Tips to streamlined stock photo research
Hooray, the graphic design is completed & you’re ready to replace the
holder image with the real deal. Now comes the challenge of finding the
perfect image that will fit the bill, fast. There are several tricks
that could help narrow down your stock photo image search to quickly
hone in on the ideal shot.
1. Composition: If your design is web based, you might only need to view
horizontal, panoramic or vertical shots that can be cropped
horizontally. One way to search for vertical images that can be cropped
horizontally is to use the term ‘small’. An example would be to search
by ‘Hiker and small’ to find a large landscape with a person occupying a
tiny bit of the frame. If you’re looking for an image for a brochure
cover, you might need a vertical with room for copy. Most stock sites
have ‘Copy Space’ as an option within their search function options. If
they don’t, try typing ‘Copy Space’ along with your search, such as
‘Hiker and Copy Space’, as they may have it as a keyword.
©copyright 2015 Alisa Steck.
2. Keyword search: After searching through 10 pages of images, you might
be thinking, ‘this shot must exist, where the heck is it?’. An image
might be lurking just under your radar, but you’ll need to apply the
right set of keywords to find it. Say you’re searching for a simple shot
of breakfast. Remember, breakfast foods vary by region, so you’ll end up
with thousands of image returns by just searching ‘Breakfast’. It helps
to think about exactly what you’re looking for. You can try searching
‘English Breakfast’, ‘Comfort Food’ or by specific food ingredients such
as ‘Fried Eggs’. Or, you might want to focus on farm fresh eggs and
search by ‘Hand holding eggs’.
3. Color palette: Keep your color palette in mind to help narrow down
your search. Luckily, a few stock sites have the option of searching
with a color picker. For example, if you’re looking for an image that
conveys Autumn, you can choose an orange color or even type a HEX number
that’s within your palette. Istockphoto
has a very precise color tool for this purpose.

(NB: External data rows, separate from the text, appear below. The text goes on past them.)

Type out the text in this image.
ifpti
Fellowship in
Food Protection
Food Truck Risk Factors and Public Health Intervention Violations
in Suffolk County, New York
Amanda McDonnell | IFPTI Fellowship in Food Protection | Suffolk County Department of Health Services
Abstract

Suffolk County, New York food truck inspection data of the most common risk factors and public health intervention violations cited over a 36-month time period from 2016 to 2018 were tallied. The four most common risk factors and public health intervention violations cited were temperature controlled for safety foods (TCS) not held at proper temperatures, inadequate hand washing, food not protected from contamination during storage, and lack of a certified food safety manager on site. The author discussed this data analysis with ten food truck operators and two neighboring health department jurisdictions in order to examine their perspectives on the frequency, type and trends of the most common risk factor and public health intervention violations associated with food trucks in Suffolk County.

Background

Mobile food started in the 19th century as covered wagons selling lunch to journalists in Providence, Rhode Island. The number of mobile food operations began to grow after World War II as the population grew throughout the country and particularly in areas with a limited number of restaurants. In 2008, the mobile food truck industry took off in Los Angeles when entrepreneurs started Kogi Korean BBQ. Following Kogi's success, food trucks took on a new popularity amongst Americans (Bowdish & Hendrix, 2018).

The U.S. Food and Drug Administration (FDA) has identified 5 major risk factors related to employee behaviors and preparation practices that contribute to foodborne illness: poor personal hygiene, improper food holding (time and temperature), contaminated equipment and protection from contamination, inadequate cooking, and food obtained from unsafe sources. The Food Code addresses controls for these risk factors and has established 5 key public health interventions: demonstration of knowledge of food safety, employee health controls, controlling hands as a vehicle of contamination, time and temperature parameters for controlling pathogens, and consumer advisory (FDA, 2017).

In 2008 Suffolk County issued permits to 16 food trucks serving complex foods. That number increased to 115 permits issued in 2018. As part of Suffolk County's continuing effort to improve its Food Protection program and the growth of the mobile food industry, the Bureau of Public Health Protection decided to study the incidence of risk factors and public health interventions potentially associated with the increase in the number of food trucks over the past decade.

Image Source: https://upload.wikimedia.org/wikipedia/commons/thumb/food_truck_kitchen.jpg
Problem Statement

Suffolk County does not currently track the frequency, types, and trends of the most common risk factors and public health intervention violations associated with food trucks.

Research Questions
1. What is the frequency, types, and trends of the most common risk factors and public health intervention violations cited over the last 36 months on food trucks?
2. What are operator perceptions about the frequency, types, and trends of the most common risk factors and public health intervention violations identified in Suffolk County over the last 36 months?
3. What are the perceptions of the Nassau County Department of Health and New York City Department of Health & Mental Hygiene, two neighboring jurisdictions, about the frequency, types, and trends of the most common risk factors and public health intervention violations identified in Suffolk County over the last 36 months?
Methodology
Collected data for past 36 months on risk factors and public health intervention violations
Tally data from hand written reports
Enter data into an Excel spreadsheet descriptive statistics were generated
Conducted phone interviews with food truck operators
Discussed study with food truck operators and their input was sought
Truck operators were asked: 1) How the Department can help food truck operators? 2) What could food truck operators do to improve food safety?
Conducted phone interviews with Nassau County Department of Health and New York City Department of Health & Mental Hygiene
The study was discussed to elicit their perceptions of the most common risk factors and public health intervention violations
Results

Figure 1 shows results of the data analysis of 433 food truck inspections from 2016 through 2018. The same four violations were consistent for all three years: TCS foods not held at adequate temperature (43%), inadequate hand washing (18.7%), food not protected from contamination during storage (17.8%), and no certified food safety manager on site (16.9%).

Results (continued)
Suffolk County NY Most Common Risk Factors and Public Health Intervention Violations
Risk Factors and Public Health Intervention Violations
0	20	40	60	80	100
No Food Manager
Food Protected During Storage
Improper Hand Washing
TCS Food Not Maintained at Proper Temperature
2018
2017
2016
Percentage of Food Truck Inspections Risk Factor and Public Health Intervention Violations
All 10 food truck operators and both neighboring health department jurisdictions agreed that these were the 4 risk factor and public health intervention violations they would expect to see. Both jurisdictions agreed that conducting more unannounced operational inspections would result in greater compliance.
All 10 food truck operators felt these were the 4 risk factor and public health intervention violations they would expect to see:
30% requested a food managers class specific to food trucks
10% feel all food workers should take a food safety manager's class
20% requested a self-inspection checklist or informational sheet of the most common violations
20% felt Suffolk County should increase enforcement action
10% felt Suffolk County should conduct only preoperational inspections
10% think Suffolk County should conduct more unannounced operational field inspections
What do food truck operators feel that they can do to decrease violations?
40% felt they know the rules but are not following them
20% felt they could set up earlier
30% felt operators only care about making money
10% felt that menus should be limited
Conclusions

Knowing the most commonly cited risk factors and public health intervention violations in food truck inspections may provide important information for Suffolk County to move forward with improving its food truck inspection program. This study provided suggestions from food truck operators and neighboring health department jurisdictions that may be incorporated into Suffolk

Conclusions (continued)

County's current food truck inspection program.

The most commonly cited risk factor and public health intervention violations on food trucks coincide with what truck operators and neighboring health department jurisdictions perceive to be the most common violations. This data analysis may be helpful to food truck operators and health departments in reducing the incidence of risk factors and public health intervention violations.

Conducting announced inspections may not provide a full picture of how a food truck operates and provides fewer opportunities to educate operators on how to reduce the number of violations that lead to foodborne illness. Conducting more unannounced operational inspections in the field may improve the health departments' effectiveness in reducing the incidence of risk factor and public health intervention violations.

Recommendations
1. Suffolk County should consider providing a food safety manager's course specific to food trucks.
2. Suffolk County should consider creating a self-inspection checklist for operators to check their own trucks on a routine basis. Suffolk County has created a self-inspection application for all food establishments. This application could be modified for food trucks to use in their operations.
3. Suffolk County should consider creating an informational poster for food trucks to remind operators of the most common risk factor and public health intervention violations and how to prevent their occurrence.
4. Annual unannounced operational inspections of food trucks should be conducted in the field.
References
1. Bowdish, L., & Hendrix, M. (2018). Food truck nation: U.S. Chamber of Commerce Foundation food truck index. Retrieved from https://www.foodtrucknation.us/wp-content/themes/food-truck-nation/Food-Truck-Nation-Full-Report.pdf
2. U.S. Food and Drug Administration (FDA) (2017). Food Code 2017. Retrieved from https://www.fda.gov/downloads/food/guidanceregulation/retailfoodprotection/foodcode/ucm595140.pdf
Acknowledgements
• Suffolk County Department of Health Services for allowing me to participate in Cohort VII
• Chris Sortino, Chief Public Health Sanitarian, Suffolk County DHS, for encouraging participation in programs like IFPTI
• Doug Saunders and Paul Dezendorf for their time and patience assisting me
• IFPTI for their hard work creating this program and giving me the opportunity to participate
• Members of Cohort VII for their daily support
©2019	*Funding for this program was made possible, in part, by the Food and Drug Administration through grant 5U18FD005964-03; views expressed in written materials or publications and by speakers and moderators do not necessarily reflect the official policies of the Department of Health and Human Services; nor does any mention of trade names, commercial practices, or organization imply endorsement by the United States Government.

Corbis has a tool as well, although it’s
more limited in it’s color selection. If the site you’re using does not
have a color picker tool, try using the color as a keyword.
4. Cost: By knowing your budget limitations, you will be able to narrow
down images to only the ones which will come within your price range.

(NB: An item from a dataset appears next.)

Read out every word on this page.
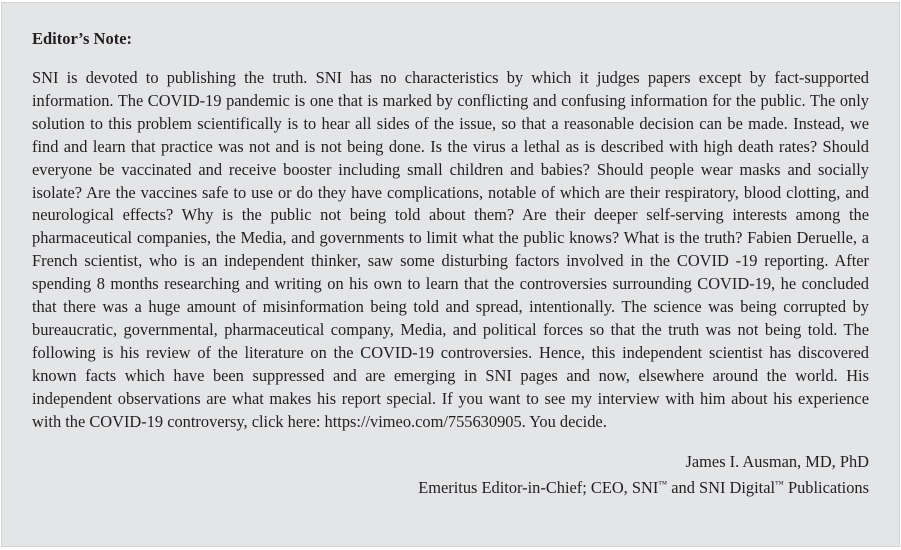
Editor’s Note:

SNI is devoted to publishing the truth. SNI has no characteristics by which it judges papers except by fact-supported information. The COVID-19 pandemic is one that is marked by conflicting and confusing information for the public. The only solution to this problem scientifically is to hear all sides of the issue, so that a reasonable decision can be made. Instead, we find and learn that practice was not and is not being done. Is the virus a lethal as is described with high death rates? Should everyone be vaccinated and receive booster including small children and babies? Should people wear masks and socially isolate? Are the vaccines safe to use or do they have complications, notable of which are their respiratory, blood clotting, and neurological effects? Why is the public not being told about them? Are their deeper self-serving interests among the pharmaceutical companies, the Media, and governments to limit what the public knows? What is the truth? Fabien Deruelle, a French scientist, who is an independent thinker, saw some disturbing factors involved in the COVID -19 reporting. After spending 8 months researching and writing on his own to learn that the controversies surrounding COVID-19, he concluded that there was a huge amount of misinformation being told and spread, intentionally. The science was being corrupted by bureaucratic, governmental, pharmaceutical company, Media, and political forces so that the truth was not being told. The following is his review of the literature on the COVID-19 controversies. Hence, this independent scientist has discovered known facts which have been suppressed and are emerging in SNI pages and now, elsewhere around the world. His independent observations are what makes his report special. If you want to see my interview with him about his experience with the COVID-19 controversy, click here: https://vimeo.com/755630905. You decide.

James I. Ausman, MD, PhD
Emeritus Editor-in-Chief; CEO, SNI™ and SNI Digital™ Publications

Royalty Free and Microstock are licensed by size, while Rights Managed
is by usage. This comes in super handy for managing budgets where there
will be multiple images used, such as on a website. The purse strings
can be tightened on smaller sized contextual images, while you splurge
on images for the more important header pages.
5. Rights: Determine how unique an image needs to be. When selecting an
image for an important usage, such as a magazine cover or website home
page, consider going with a Rights Managed image. Rights Managed images
tend to have a higher production value and thus a higher price point,
reducing visual over saturation in the market. The images are licensed
by usage (such as web, print, etc.), size, placement and duration. If
uniqueness of the image usage is not critical, Royalty Free and
Microstock might be the way to go. They offer professional quality
imagery at an affordable price point. Both Royalty Free and Microstock
are priced by file size with a one-time fee.